Sexta-feira, 17.07.20

O PARVO - O DETECTIVE DAS PALAVRAS

Olá!

   Sou o Luís, mais conhecido como o Detective das Palavras.

   E sabem? Eu até gosto que me chamem assim. É que eu adoro ler histórias de detectives. E, de palavras, então, nem calculam como eu gosto delas! Aliás, sem palavras, não há histórias. Nem de detectives nem de coisa nenhuma.

   Quando ouço uma palavra que nunca antes tinha ouvido ou quando tenho uma dúvida sobre alguma das que já conheço, a minha curiosidade não me deixa parar até ficar a saber aquilo que antes não sabia. Nem imaginam as descobertas que eu já fiz.

   É verdade que, para se ser um bom detective, é preciso ser ágil a resolver problemas e eu, lá isso, costumo ser assim, mas hoje… Olhem, hoje, até parece que estou meio parvo. Só tenho feito parvoíces. Se calhar é influência de uma história que a minha avó me contou ontem: a história do João Parvo. Conhecem? Começa assim: «Era uma vez uma mulher que tinha um filho que se chamava João. Mas ele era, coitadito, meio parvo…» Começa assim, pelo menos quando é a minha avó a contá-la. Nesta história, o João faz tantas mas tantas parvoíces, que a certa altura já não sabemos se havemos de rir ou de chorar.

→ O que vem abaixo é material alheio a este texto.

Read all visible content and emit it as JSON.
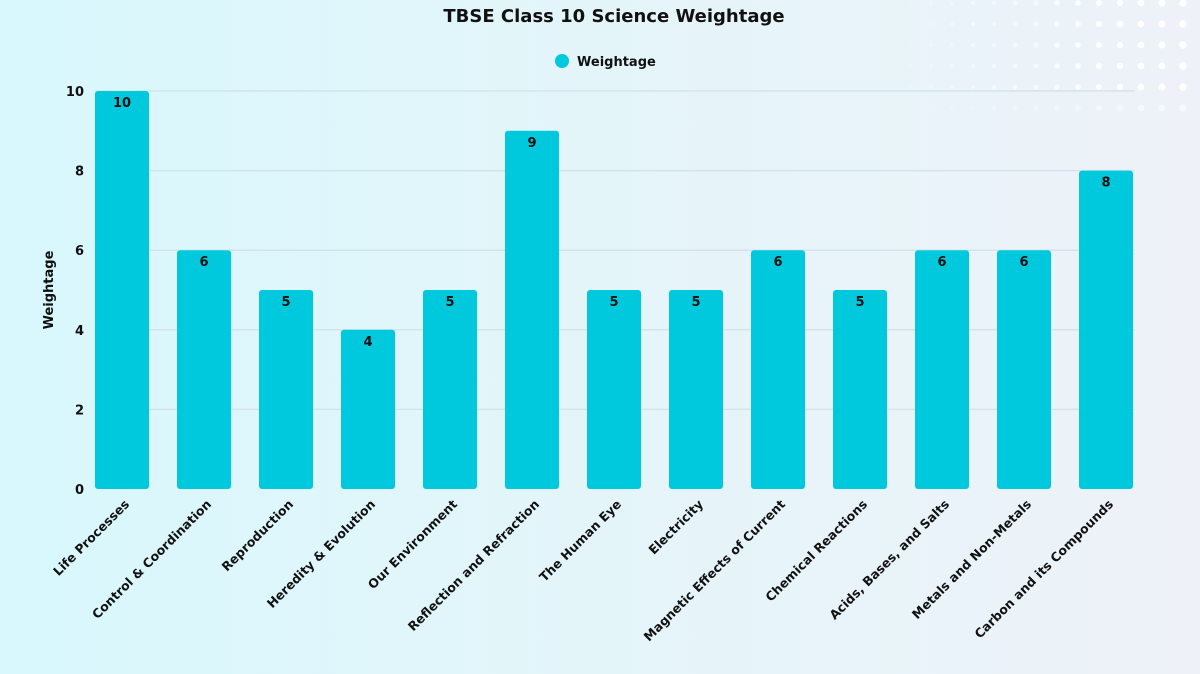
{
  "chart_data": {
    "type": "bar",
    "title": "TBSE Class 10 Science Weightage",
    "xlabel": "",
    "ylabel": "Weightage",
    "ylim": [
      0,
      10
    ],
    "yticks": [
      0,
      2,
      4,
      6,
      8,
      10
    ],
    "grid": true,
    "legend_placement": "top-center",
    "categories": [
      "Life Processes",
      "Control & Coordination",
      "Reproduction",
      "Heredity & Evolution",
      "Our Environment",
      "Reflection and Refraction",
      "The Human Eye",
      "Electricity",
      "Magnetic Effects of Current",
      "Chemical Reactions",
      "Acids, Bases, and Salts",
      "Metals and Non-Metals",
      "Carbon and its Compounds"
    ],
    "series": [
      {
        "name": "Weightage",
        "values": [
          10,
          6,
          5,
          4,
          5,
          9,
          5,
          5,
          6,
          5,
          6,
          6,
          8
        ],
        "color": "#00c8dd"
      }
    ]
  }
}
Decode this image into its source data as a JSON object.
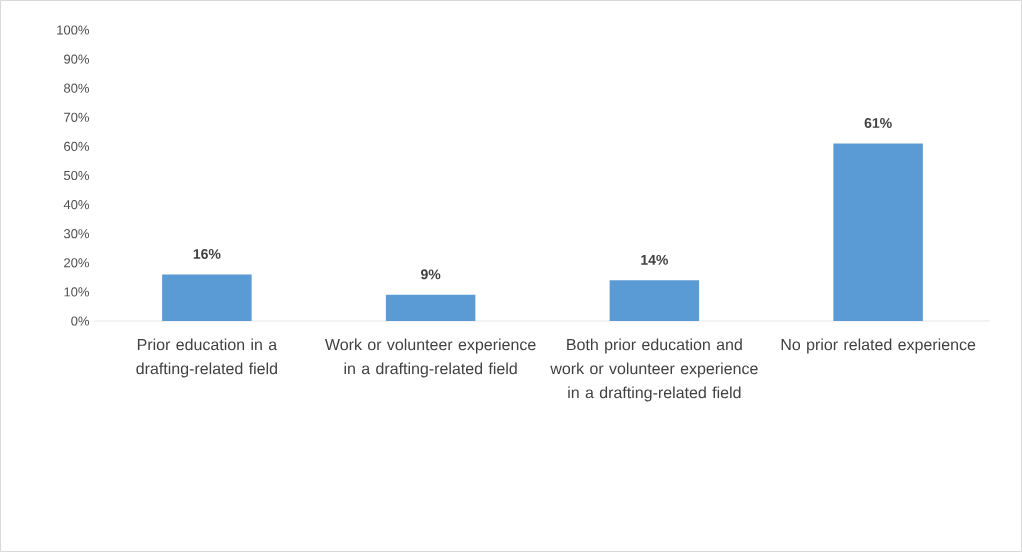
{
  "chart_data": {
    "type": "bar",
    "categories": [
      "Prior education in a drafting-related field",
      "Work or volunteer experience in a drafting-related field",
      "Both prior education and work or volunteer experience in a drafting-related field",
      "No prior related experience"
    ],
    "values": [
      16,
      9,
      14,
      61
    ],
    "value_labels": [
      "16%",
      "9%",
      "14%",
      "61%"
    ],
    "color": "#5b9bd5",
    "ylim": [
      0,
      100
    ],
    "yticks": [
      {
        "value": 0,
        "label": "0%"
      },
      {
        "value": 10,
        "label": "10%"
      },
      {
        "value": 20,
        "label": "20%"
      },
      {
        "value": 30,
        "label": "30%"
      },
      {
        "value": 40,
        "label": "40%"
      },
      {
        "value": 50,
        "label": "50%"
      },
      {
        "value": 60,
        "label": "60%"
      },
      {
        "value": 70,
        "label": "70%"
      },
      {
        "value": 80,
        "label": "80%"
      },
      {
        "value": 90,
        "label": "90%"
      },
      {
        "value": 100,
        "label": "100%"
      }
    ]
  }
}
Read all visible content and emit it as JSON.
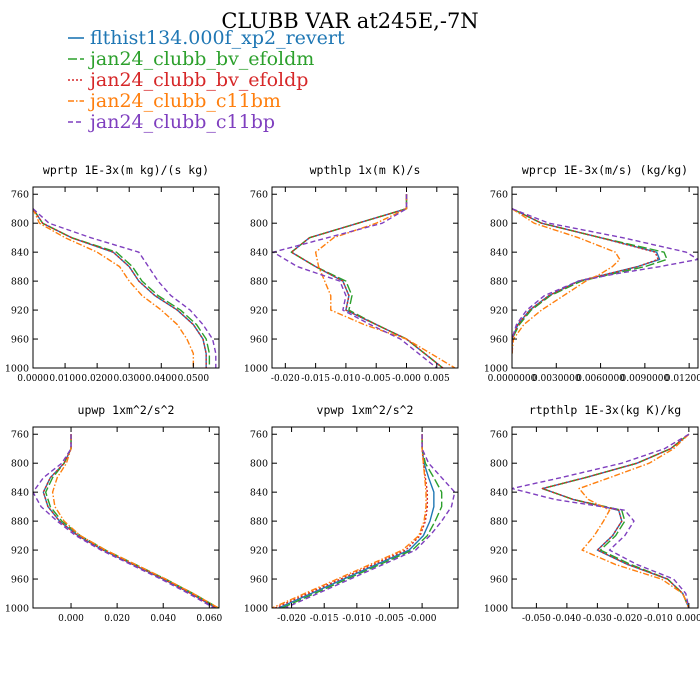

E eu, hoje, estou quase na mesma: enganei-me nos livros que meti na mochila, vesti a T-shirt do avesso, chamei Miguel ao Pedro, enfim… Ele até me respondeu: — Estás parvo ou quê!?

Não gosto nada de que me chamem parvo, a mim que até sou detective. Estava tão arreliado com isto tudo, que, há bocado, resolvi brincar com a situação para ver se ficava mais bem-disposto. Fui ali pôr-me em frente do espelho do meu quarto a fingir que estava, por assim dizer, dentro da história da Branca de Neve. Com as devidas diferenças, está claro! Que, a mim, não me preocupa nada a minha beleza. O que eu me pus a dizer frente ao espelho tinha a ver com as minhas parvoíces:

— Espelho meu, espelho meu, haverá algum rapaz mais parvo do que eu?

Há quem diga que faz bem brincar com as coisas que nos correm mal. Eu não tenho a certeza disso, mas do que aconteceu a seguir, sim, da coisa espantosa que me aconteceu, não duvido. Pois, à segunda vez que eu, olhando-me ao espelho com um ar entre o triste e o brincalhão, lhe perguntei: — Espelho meu, espelho meu, haverá algum rapaz mais parvo do que eu? — Sabem o que aconteceu? Julgam que o espelho falou? Pois falou mesmo. E disse:

— Parvo? Mas tu tens a certeza de que conheces bem o significado da palavra parvo, ó grande Detective das Palavras?

E eu, apesar de completamente espantado, não me amedrontei e respondi:

— Claro que sei. Um parvo é um tolo.

E o espelho:

— Até pode ser que sim, até pode ser que agora um parvo seja um tolo… Mas vou-te deixar um enigma, um desafio. Se o conseguires solucionar, descobrirás o que parvo já quis dizer noutros tempos.

E, de repente, o meu espelho começou a envelhecer, a envelhecer, a envelhecer… Como é que um espelho envelhece? Não sabem? Começa a ganhar umas pintinhas cinzentas junto às margens, a ficar menos brilhante, a apresentar alguns riscos e algumas manchas… Assim ficou o espelho do meu quarto. Parecia uma chapa acinzentada, pouco polida. Olhem, parecia que tinha sido encontrado numas escavações arqueológicas de umas ruínas romanas.  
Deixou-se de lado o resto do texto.